Pour ce qui est de la marge des détaillants sur le lait à valeur ajoutée, M. Thériault estime qu’elle ne peut pas être « à l’infini », notamment en raison de la compétition. Chez Pasquier, M. Lapointe parle d’une « légère marge ».

« Quand on vend du 4 litres de lait de base au prix plancher, ce n’est pas compliqué, on fait 0 % de marge dessus », reconnaît-il. En effectuant une recherche sur les différents sites internet des détaillants, un sac de 4 litres de lait de base (2 %) se vend présentement 7,49 $, contre 8,19 $ pour un lait finement filtré.

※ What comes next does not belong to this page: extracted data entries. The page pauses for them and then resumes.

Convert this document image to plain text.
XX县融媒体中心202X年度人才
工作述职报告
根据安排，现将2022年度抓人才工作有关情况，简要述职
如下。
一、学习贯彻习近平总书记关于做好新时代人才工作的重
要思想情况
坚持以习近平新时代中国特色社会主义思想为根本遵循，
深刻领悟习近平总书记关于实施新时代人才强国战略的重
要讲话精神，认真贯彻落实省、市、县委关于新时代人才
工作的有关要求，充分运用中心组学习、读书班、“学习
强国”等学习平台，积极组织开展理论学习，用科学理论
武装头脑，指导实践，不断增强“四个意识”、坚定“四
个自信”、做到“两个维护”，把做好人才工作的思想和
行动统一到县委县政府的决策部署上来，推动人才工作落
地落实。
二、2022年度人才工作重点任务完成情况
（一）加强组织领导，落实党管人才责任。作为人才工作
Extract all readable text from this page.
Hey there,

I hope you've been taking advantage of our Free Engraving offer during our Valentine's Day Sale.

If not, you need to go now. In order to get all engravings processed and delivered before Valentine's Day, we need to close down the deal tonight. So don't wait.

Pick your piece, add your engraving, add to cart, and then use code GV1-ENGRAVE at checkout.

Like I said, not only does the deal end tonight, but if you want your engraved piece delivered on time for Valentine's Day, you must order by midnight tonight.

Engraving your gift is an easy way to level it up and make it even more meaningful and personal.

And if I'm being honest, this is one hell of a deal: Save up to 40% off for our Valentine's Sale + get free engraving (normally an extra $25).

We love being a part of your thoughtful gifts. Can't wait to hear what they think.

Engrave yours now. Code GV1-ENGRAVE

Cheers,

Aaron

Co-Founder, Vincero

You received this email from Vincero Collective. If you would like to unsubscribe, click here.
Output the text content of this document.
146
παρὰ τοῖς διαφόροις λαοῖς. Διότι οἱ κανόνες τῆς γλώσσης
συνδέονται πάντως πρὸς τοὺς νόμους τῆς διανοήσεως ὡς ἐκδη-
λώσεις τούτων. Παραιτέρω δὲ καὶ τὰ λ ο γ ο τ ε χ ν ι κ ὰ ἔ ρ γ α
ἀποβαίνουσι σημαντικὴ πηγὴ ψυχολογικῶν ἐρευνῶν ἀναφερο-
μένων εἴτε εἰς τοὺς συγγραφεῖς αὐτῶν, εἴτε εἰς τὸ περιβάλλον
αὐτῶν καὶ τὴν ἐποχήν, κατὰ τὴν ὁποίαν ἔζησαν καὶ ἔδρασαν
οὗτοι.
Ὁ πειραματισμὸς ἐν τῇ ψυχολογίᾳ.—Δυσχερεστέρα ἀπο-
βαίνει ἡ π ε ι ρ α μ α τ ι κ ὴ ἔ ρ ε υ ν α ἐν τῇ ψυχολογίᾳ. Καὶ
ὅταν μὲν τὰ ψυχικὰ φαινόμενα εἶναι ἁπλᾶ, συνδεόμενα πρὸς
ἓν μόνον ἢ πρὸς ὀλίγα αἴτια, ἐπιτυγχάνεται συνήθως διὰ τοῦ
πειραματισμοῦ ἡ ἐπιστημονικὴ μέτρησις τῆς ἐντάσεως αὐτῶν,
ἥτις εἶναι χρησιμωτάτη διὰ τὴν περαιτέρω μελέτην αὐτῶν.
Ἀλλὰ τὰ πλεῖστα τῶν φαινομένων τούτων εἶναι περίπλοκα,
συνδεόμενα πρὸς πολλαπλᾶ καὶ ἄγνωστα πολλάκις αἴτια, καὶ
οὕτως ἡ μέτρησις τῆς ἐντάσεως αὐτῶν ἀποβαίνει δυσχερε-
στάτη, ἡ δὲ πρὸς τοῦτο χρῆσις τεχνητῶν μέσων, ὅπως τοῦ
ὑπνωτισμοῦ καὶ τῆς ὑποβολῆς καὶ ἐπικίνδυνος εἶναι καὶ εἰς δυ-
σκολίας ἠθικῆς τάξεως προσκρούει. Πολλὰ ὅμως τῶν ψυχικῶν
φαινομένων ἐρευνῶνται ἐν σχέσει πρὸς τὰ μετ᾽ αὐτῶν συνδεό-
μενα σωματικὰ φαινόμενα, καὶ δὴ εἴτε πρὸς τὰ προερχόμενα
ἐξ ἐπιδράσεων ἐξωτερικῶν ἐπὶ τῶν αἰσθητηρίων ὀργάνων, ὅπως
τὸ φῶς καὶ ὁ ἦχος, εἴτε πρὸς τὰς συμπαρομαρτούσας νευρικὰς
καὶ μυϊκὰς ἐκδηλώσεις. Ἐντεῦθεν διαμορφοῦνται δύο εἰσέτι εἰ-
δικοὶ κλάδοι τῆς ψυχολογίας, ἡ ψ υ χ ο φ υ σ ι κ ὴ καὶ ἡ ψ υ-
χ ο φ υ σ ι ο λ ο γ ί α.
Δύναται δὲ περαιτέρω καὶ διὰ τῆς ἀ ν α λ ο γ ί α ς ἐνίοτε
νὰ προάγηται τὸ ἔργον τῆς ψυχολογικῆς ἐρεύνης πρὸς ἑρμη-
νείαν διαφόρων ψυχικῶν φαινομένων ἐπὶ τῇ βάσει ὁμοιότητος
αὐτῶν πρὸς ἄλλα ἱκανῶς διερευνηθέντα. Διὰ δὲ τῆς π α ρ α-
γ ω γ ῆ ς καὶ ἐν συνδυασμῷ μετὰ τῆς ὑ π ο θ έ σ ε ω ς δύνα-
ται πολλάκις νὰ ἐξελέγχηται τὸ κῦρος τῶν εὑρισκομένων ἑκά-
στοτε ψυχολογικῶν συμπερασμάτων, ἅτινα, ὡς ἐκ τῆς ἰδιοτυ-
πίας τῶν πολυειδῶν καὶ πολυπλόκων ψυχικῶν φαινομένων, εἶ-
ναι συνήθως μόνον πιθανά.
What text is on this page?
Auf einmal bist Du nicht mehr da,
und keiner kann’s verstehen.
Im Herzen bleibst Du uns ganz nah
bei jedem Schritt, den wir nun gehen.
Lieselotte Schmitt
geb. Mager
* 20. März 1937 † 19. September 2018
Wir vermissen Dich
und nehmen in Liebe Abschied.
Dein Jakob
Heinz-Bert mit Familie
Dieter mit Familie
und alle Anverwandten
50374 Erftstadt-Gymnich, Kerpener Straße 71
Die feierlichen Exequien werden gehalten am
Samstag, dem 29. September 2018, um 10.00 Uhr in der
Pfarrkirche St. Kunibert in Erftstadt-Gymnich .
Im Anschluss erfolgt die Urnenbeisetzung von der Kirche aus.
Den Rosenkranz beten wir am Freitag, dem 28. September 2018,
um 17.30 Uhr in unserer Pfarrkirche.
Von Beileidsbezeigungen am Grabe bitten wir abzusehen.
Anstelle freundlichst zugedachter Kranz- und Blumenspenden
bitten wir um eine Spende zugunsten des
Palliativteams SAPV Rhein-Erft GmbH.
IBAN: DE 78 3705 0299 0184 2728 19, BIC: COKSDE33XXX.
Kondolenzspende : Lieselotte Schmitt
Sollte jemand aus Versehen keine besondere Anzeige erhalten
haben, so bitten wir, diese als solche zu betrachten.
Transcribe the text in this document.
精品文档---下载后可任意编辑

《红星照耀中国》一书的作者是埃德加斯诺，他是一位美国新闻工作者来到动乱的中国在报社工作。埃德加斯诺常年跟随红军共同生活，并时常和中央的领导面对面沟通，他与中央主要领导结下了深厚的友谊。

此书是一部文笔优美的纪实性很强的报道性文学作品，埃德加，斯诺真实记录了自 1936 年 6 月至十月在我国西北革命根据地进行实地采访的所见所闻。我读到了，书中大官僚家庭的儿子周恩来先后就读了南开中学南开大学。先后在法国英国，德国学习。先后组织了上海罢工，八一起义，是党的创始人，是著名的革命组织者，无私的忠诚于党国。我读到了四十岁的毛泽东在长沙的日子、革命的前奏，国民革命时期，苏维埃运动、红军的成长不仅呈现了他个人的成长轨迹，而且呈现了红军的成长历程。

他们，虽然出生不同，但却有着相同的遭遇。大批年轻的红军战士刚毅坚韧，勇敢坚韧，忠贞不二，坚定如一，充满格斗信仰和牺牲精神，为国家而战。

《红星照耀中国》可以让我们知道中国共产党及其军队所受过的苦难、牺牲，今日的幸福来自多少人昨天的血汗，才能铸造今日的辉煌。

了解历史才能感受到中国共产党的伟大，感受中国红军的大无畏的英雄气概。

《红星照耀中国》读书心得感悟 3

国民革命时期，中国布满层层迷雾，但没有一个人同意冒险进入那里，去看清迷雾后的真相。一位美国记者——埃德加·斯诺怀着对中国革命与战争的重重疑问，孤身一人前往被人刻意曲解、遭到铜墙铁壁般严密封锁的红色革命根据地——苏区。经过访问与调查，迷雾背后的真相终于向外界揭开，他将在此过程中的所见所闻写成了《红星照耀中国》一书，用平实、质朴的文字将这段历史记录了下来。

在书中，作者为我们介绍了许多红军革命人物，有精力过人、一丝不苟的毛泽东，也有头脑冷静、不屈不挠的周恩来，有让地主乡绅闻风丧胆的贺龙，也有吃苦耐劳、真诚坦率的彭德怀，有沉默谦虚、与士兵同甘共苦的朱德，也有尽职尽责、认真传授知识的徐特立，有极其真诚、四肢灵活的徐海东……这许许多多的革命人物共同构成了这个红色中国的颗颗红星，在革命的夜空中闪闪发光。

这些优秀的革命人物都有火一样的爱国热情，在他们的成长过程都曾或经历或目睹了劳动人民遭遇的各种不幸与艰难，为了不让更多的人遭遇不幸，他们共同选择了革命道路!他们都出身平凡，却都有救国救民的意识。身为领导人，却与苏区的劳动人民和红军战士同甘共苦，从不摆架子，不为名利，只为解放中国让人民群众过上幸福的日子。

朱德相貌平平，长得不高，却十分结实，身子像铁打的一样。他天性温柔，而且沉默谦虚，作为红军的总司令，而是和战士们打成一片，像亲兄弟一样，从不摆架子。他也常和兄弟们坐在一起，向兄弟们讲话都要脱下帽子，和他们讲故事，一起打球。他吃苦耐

De moins en moins d’espace ?

Si les détaillants et les industriels laitiers assurent qu’ils ne veulent pas « abandonner » le marché du lait de base, l’espace qu’il occupe en frigo pourrait toutefois continuer de diminuer, selon le CILQ. Le groupe, qui représente notamment les laiteries et d’autres transformateurs comme des fromageries, ne cache pas sa « surprise » et son insatisfaction à la suite de la décision de la RMAAQ rendue la semaine dernière stipulant notamment que les consommateurs paieront leur litre de lait à 2 % de matières grasses deux cents de plus à partir du 1er février 2023. Cette hausse, d’environ 1 %, est nettement insuffisante, selon M. Langlois. « Le message qu’on reçoit, c’est que nos augmentations de coûts de production ne sont pas importantes, lance-t-il sans détour. Ça peut avoir des conséquences. »

Le fait que l’on ne reconnaisse pas les coûts des laiteries risque fortement de rendre ce produit encore moins rentable, ce qui pourrait avoir comme conséquence d’en réduire sa disponibilité sur les tablettes en faveur des laits à valeur ajoutée.

Charles Langlois, président-directeur général du Conseil des industriels laitiers du Québec

La semaine dernière, lors d’une séance publique de la RMAAQ portant sur des demandes d’ajustement du prix au détail du lait de consommation à partir du 1er février 2023, l’Association des marchands dépanneurs et épiciers du Québec avait laissé entendre que certains de ses membres pourraient cesser de vendre le traditionnel carton à lait si les marges continuaient de fondre comme neige au soleil.